I know this was discussed earlier, but I think its still an issue.
First python's usage of values aka builtin objects:
1) almost all opcodes create a new object as result (the value)
2) LOAD_NAME | STORE_NAME (or _GLOBAL or _FAST) opcodes deal with variables, the value is fetched or stored from locals or globals.
3) objects are differently sized, an 'int' is just 3 words long
Now our POV with PMCs:
1) we need to create the LHS of almost all operations first
1a) but we don't know which PMC type is needed, so we create an Undef and morph() that to the desired PMC type
2) lexical or global ops or both for Python's weird name handling
3) as we guarantee that PMCs don't resize, the minimum PMC size is 5 words
This really doesn't fit together. We can't take advantage of the reference semantics of our opcodes. I can't emit
add a, $P0, $P1
to create the result directly in the variable 'a', because I don't know if its aliased before by 'b = a'. We have to create a new temp for the LHS and store that then.

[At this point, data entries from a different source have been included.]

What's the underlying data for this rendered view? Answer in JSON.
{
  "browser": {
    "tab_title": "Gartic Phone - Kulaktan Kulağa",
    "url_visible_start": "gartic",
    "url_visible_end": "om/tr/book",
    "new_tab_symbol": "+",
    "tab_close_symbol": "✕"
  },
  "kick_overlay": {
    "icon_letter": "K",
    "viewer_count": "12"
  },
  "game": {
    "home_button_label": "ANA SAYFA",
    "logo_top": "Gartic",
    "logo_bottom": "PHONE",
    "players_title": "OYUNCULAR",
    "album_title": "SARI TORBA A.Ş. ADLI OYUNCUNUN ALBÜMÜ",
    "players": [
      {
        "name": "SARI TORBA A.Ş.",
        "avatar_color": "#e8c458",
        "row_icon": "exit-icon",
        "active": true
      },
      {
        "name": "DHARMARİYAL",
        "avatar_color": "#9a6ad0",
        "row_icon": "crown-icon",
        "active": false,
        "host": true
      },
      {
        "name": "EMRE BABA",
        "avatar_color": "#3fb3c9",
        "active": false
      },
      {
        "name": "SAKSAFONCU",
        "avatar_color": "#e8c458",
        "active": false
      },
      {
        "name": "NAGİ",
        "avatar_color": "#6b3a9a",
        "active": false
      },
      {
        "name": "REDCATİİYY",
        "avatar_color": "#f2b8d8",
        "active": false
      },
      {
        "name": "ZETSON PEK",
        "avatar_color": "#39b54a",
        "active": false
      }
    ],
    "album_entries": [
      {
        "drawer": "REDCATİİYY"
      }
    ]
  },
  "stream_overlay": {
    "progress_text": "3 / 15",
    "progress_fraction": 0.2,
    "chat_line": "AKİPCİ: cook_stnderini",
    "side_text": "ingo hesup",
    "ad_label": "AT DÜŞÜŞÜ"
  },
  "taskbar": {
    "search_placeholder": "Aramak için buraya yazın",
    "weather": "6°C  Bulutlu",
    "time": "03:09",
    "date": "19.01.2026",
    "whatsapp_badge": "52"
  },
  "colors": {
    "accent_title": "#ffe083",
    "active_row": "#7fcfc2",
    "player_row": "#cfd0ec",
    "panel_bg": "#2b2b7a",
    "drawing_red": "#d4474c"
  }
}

Second is the dogma that PMCs don't resize or don't move. Python has differently sized objects. There must be a way to implement that in Parrot too.
Further: 1/ 1a) also means that we never can emulate this:
$ python Python 2.3.4 (#2, Jun 19 2004, 18:15:30) [GCC 3.3.4 (Debian)] on linux2 Type "help", "copyright", "credits" or "license" for more information. >>> a = 2 + 4 >>> b = 3 + 3 >>> a is b True >>>
- yes, these objects have the same address id(a) == id(b)
This might not be too important, Python will break it in some cases with the unification of 'int' and 'long'. But there may be other cases, were objects have to be created by the opcode (or vtable) and not beforehand.